La scène se situe dans Le Kid [1] . Charlot découvre qu’il y a un trou dans son drap. Son pied passe à travers. Un instant on le voit s’interroger. Puis, de l’intérieur de son lit, il descend vers ce trou, y glisse la tête et se lève : le drap troué est devenu un poncho avec lequel il va prendre élégamment son petit déjeuner. Tout le film se trouve ainsi résumé. Depuis le début, Charlot occupe le trou laissé par le père du Kid, absent, et par sa mère, à laquelle l’enfant a été dérobé. Plutôt que de chercher à boucher le trou, Charlot l’habite et s’en habille, manifestant qu’il n’y a aucun contenu plein et définitif à la fonction de père qu’il occupe et qu’il n’y est pas rivé.
« Si un père s’identifie avec la fonction, il peut croire qu’il est Dieu. Le résultat peut aller de la tyrannie domestique du président Schreber à la mise au point d’un système d’éducation idéal. [2] » Charlot est un prophète de la désidéalisation de l’éducation, de la fonction paternelle et de la famille – non pas seulement d’une désidéalisation à venir au moment où le film sort –, mais aussi d’une désidéalisation qui est toujours déjà à l’œuvre pour quiconque se détache, quelle que soit l’époque, des mythes noués à ces signifiants. Charlot n’est pas à la hauteur du père idéal, dans la scène du drap troué, comme lorsqu’il monte des arnaques avec le Kid, se défile face à un autre père, grand et costaud, ou envisage un instant, au tout début du film, d’abandonner l’enfant. La famille qu’il invente avec ce garçon n’est pas plus idéale : ils vivent dans un taudis, l’enfant semble souvent prendre soin de Charlot plus que Charlot ne prend soin de lui, et ils finissent par constituer, avec la mère de l’enfant, quand ils la retrouvent, une sorte de structure familiale étrange, nouvelle et énigmatique sur laquelle se clôt l’intrigue sans qu’on sache ce qu’elle donnera.

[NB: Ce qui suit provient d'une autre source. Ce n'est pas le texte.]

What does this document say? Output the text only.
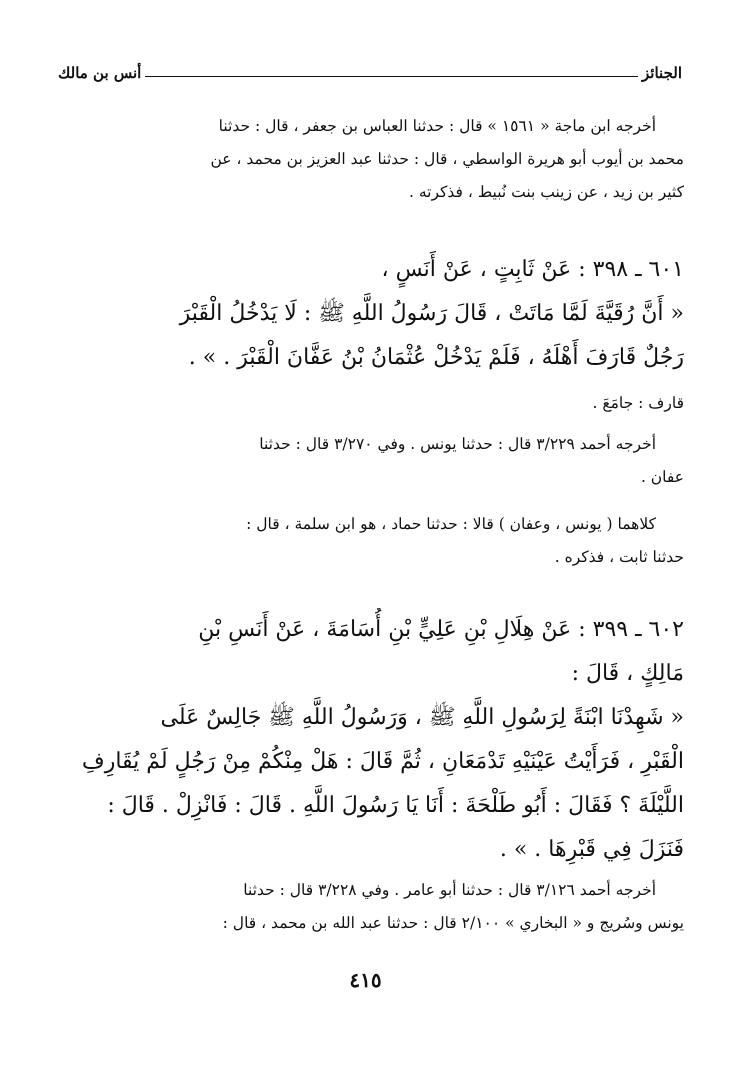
الجنائز
أنس بن مالك
أخرجه ابن ماجة « ١٥٦١ » قال : حدثنا العباس بن جعفر ، قال : حدثنا
محمد بن أيوب أبو هريرة الواسطي ، قال : حدثنا عبد العزيز بن محمد ، عن
كثير بن زيد ، عن زينب بنت نُبيط ، فذكرته .
٦٠١ ـ ٣٩٨ : عَنْ ثَابِتٍ ، عَنْ أَنَسٍ ،
« أَنَّ رُقَيَّةَ لَمَّا مَاتَتْ ، قَالَ رَسُولُ اللَّهِ ﷺ : لَا يَدْخُلُ الْقَبْرَ
رَجُلٌ قَارَفَ أَهْلَهُ ، فَلَمْ يَدْخُلْ عُثْمَانُ بْنُ عَفَّانَ الْقَبْرَ . » .
قارف : جامَعَ .
أخرجه أحمد ٣/٢٢٩ قال : حدثنا يونس . وفي ٣/٢٧٠ قال : حدثنا
عفان .
كلاهما ( يونس ، وعفان ) قالا : حدثنا حماد ، هو ابن سلمة ، قال :
حدثنا ثابت ، فذكره .
٦٠٢ ـ ٣٩٩ : عَنْ هِلَالِ بْنِ عَلِيٍّ بْنِ أُسَامَةَ ، عَنْ أَنَسِ بْنِ
مَالِكٍ ، قَالَ :
« شَهِدْنَا ابْنَةً لِرَسُولِ اللَّهِ ﷺ ، وَرَسُولُ اللَّهِ ﷺ جَالِسٌ عَلَى
الْقَبْرِ ، فَرَأَيْتُ عَيْنَيْهِ تَدْمَعَانِ ، ثُمَّ قَالَ : هَلْ مِنْكُمْ مِنْ رَجُلٍ لَمْ يُقَارِفِ
اللَّيْلَةَ ؟ فَقَالَ : أَبُو طَلْحَةَ : أَنَا يَا رَسُولَ اللَّهِ . قَالَ : فَانْزِلْ . قَالَ :
فَنَزَلَ فِي قَبْرِهَا . » .
أخرجه أحمد ٣/١٢٦ قال : حدثنا أبو عامر . وفي ٣/٢٢٨ قال : حدثنا
يونس وسُريج و « البخاري » ٢/١٠٠ قال : حدثنا عبد الله بن محمد ، قال :
٤١٥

Mais ce père qui laisse apparaître les trous est, par là même, ce que l’on pourrait appeler « un père suffisamment bon » en détournant l’expression de Winnicott [3] : il transmet un peu de son désir et de son mode de jouir à l’enfant, avec joie, inventivité, ténacité et amour, mais en laissant bailler suffisamment le vêtement de leur relation pour ne pas faire obstacle au manque qui chez l’un et chez l’autre nourrit la course sinueuse d’un désir singulier et toujours inédit. En écho à la formule de Lacan proposant de « se passer du Nom-du-Père à condition de s’en servir [4] », on pourrait dire de Charlot qu’il se sert de la métaphore paternelle à condition de ne pas trop y coller. Charlot le dit à sa manière, quand des enquêteurs lui demandent s’il est le père de cet enfant. Il répond practically, condensant en un mot le paradoxe qui consiste à se passer de l’idéal pour mieux en revêtir l’habit fripé.
C’est un prophète pragmatique, délivré du lyrisme qui parfois encombre le discours prophétique. Le Kid, par son humour et sa légère mélancolie, se tient à l’abri de la jouissance emphatique qui hante souvent les discours en faveur d’un retour du vrai père, de la vraie famille, de la vraie éducation, et ceux, inverses, qui prétendent pouvoir inaugurer un âge d’or en rompant avec le patriarcat.
[1] Chaplin C., The Kid, 1921, Charles Chaplin Productions.
[2] Laurent É., « Un nouvel amour pour le père », La Cause freudienne, no 64, octobre 2006, p. 84.
[3] Winnicott D.W., La Mère suffisamment bonne, Paris, Payot, 2006.
[4] Lacan J., Le Séminaire, livre XXIII, Le Sinthome, texte établi par J.-A. Miller, Paris, Seuil, 2005, p. 136.